Violence is in movies, music, comic books, books, and nearly everything you do. Some of the greatest movies are violent. Gone with the Wind, Wizard of Oz, Saving Private Ryan, and even the old classic Disney films are violent. Same goes for comic books. Even in the 1950's where comic books had to be absurdly tame, it still had violence in them. Music and books are downright graphic. Listen to a song from the Marshall Mathers LP by Eminem and there is a good chance that there is a violent reference. Then there are bands like Cannibal Corpse and Dethklok. Their songs are violent by nature. There is not an episode in Metalocalypse that some random person dies in the most graphic ways. I’m a fan of They Might Be Giants and there’s a song from there new album on which it hinted that two young kids kill their parents. This is not the only song they sing about that has death in them. In their long career, death one way or another is one of the main themes. If you think that games and music is bad, it has nothing on books. 

GORE AND GORE 

One of the most popular books to come out in the past 20 years is the Harry Potter series. It starts out fun and light, but by the time the series ends, it’s so far removed it feels like an entirely different series. If you saw the movie and read the book, you know that the snake did not disintegrate in the book like it did in the movie. The snake was flown off and blood was everywhere. What you make in your own head is worse than what actually is. In the Dark Tower series, Stephen King goes to an absurd detail on how a person got ran over by a car. No music, game, or movie has ever match that level of graphic violence. That is why horror movies are effective and some are not. The less we see the better. Because there was not a PG-13 rating back in the early 70's. Toby Hopper was hoping to get a PG rating on Texas Chainsaw Massacre because of how little gore was shown, but when it was released it was rated R. Even by today’s PG-13 standards, the film is tame. What pushed it to the R rating was how little was shown and how your brain made it worse. The ironic thing is, is that Jaws is rated PG and that film is gorier than Texas Chainsaw Massacre. 

 
He gives us the idea, we just fill in the blanks. 

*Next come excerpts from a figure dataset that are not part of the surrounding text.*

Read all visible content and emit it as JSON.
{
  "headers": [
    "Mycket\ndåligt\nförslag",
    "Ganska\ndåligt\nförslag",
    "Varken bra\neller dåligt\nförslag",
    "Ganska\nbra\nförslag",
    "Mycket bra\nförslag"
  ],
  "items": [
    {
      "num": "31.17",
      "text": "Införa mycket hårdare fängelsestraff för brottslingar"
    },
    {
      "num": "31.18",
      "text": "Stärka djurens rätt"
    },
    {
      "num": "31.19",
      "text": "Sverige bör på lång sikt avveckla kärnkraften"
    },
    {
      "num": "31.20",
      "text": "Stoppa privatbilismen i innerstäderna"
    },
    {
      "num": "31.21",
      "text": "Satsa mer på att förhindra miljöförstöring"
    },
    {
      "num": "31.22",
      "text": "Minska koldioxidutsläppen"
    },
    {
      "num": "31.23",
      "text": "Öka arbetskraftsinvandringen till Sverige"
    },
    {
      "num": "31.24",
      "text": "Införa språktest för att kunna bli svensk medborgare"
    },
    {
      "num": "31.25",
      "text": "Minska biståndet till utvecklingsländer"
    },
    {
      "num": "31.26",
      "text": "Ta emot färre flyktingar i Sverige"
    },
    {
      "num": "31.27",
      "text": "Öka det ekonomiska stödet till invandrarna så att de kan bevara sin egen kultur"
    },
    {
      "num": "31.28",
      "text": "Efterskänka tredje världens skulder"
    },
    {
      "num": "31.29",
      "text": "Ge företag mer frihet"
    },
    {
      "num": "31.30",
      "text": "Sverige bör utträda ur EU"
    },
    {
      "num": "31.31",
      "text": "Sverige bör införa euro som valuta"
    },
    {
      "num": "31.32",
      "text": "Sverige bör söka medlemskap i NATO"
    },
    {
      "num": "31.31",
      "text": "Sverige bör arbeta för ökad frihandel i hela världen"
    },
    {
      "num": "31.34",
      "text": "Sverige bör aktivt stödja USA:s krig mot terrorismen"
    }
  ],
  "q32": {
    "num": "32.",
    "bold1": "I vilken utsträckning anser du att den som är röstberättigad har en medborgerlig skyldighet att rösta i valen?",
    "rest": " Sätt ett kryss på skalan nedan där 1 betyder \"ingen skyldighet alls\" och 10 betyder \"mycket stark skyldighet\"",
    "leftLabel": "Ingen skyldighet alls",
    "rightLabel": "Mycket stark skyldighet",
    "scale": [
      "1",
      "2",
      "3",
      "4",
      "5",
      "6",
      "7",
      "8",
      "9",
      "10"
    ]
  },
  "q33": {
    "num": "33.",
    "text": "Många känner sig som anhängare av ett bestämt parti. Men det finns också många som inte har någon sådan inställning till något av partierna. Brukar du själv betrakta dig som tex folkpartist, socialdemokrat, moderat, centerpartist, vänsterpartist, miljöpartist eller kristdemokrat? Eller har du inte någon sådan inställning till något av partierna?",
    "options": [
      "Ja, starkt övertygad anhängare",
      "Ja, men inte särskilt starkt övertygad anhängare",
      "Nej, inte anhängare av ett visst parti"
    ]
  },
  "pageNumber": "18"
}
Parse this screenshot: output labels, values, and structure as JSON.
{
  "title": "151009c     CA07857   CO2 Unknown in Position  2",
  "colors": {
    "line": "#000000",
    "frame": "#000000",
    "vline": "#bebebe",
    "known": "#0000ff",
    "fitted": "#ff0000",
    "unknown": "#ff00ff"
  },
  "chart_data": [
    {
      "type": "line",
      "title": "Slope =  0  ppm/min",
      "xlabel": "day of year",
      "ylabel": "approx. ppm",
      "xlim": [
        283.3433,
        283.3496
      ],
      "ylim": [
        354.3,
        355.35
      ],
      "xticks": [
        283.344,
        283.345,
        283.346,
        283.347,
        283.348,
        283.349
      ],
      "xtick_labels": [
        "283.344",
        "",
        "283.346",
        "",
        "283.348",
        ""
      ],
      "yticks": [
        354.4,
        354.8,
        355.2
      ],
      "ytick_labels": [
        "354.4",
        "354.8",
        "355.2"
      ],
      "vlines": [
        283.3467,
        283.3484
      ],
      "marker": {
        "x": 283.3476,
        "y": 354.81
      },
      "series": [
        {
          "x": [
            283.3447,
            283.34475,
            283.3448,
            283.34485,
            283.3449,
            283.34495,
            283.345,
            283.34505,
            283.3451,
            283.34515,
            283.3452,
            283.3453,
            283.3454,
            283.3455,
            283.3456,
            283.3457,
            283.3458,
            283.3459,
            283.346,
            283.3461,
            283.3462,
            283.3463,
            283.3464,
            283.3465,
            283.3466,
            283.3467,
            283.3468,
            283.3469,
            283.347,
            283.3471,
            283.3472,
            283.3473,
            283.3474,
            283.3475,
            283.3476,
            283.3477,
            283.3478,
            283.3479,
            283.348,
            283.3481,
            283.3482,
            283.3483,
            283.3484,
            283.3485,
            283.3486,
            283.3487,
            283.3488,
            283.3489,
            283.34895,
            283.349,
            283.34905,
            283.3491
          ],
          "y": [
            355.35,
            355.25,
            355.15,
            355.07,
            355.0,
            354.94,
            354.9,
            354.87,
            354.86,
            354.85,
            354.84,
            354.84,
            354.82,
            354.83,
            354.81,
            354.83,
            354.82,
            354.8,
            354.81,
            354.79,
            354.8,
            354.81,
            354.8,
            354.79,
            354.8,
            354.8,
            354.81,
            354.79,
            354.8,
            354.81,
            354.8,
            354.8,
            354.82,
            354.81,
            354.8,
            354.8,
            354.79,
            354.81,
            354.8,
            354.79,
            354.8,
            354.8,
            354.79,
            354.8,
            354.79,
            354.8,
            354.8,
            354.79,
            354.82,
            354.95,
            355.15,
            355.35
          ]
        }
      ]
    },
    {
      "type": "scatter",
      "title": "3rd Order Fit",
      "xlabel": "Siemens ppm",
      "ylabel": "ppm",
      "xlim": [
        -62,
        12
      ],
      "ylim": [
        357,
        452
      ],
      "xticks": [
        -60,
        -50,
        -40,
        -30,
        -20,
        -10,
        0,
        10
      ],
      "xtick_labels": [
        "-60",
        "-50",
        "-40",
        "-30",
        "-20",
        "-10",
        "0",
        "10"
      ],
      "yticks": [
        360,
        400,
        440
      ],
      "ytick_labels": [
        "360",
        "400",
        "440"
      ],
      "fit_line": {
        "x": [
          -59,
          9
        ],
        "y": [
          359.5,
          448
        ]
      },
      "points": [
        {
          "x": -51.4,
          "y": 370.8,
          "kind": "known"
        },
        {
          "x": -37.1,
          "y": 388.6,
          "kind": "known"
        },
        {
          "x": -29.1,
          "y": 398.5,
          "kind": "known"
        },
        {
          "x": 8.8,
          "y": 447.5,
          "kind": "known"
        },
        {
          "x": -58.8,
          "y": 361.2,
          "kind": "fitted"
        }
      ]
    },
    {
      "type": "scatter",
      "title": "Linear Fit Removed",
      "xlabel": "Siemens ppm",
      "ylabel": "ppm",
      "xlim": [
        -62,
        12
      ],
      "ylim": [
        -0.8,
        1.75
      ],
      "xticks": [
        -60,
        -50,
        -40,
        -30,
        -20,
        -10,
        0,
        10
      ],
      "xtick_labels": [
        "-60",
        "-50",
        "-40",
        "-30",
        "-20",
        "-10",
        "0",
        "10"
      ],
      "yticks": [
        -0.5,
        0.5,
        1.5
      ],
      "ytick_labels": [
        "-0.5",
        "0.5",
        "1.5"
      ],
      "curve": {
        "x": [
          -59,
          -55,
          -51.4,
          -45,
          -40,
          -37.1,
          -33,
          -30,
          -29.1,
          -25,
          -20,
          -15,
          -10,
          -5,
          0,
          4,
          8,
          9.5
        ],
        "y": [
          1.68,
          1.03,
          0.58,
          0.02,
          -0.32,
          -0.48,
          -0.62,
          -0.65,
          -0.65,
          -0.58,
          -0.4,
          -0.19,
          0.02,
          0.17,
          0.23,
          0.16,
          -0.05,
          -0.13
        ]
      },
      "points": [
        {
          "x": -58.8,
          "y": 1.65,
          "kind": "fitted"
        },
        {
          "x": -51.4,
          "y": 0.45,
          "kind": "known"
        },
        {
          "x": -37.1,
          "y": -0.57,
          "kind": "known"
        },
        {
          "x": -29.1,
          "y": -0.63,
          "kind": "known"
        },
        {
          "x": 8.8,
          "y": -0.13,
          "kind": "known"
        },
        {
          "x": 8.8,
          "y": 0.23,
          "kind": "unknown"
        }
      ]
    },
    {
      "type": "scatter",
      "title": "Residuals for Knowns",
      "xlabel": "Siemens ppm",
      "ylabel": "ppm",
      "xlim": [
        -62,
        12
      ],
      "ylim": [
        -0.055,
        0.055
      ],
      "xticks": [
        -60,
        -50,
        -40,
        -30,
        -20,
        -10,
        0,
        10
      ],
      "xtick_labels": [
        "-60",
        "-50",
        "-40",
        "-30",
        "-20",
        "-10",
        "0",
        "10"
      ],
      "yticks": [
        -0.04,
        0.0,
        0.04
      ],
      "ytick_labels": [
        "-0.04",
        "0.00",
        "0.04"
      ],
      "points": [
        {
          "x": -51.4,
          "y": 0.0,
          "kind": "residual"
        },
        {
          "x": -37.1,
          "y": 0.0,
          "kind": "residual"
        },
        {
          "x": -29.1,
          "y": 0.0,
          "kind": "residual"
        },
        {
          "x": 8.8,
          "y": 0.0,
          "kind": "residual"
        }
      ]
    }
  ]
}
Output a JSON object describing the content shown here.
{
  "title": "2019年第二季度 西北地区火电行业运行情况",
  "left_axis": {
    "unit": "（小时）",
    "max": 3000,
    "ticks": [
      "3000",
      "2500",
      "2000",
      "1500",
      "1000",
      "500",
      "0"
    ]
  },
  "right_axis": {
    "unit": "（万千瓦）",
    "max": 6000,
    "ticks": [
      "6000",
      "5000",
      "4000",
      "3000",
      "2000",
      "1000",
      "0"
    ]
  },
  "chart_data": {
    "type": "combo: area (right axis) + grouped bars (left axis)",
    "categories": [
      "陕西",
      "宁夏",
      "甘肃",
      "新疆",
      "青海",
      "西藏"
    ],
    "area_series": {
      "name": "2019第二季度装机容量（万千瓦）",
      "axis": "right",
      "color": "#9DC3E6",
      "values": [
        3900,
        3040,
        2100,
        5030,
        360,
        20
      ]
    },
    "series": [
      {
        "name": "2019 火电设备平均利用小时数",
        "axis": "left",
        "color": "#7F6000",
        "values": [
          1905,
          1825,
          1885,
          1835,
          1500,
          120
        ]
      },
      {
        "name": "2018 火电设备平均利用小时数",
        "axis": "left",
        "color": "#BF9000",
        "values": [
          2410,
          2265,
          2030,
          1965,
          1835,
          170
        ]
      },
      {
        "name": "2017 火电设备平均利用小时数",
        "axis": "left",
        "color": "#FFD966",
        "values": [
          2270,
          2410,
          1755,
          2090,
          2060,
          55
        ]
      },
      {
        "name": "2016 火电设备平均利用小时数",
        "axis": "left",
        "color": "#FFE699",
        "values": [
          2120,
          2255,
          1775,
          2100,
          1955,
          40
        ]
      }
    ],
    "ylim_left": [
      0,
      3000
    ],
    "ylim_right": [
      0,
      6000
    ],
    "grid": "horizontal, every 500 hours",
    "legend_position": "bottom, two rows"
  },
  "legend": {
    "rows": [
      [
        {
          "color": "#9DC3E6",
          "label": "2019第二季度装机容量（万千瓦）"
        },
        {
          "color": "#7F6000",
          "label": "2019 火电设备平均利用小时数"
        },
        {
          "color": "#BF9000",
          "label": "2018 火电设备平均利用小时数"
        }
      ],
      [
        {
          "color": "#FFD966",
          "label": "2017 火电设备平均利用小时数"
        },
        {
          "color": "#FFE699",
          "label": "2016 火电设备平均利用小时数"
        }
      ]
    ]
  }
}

You could argue that the reason why games are in the spotlight instead of films and books is because we are participating on the violence. While this is true to a point, we are only interacting with someone else’s idea. It’s one thing to play a game; it’s another thing to write about a fictional character’s death. In the game we are giving the tools to kill an enemy. Either by sword, gun, magic, blunt object, to even the body. Writing about a death allows you to step forward beyond that. It gives you a motive, setting, weapon, and the characters. I could write that person A kills Person B with an ax, or I can say that person A dodge person B’s attack and Kills person B. I can kill A or B in a number of ways. By the chest, legs, arms, or even the head. It’s entirely up to me and that is what games can’t do. 



There will always be violence in media. Whether fiction or on your nightly news, violence will never go away. I just rather prefer violence in a game, book, movie, music, paintings, plays, or any other matter that is not real life. If you kill another human being, then there is something far more wrong with you than you realize. There is no easy answer, so try not to find one.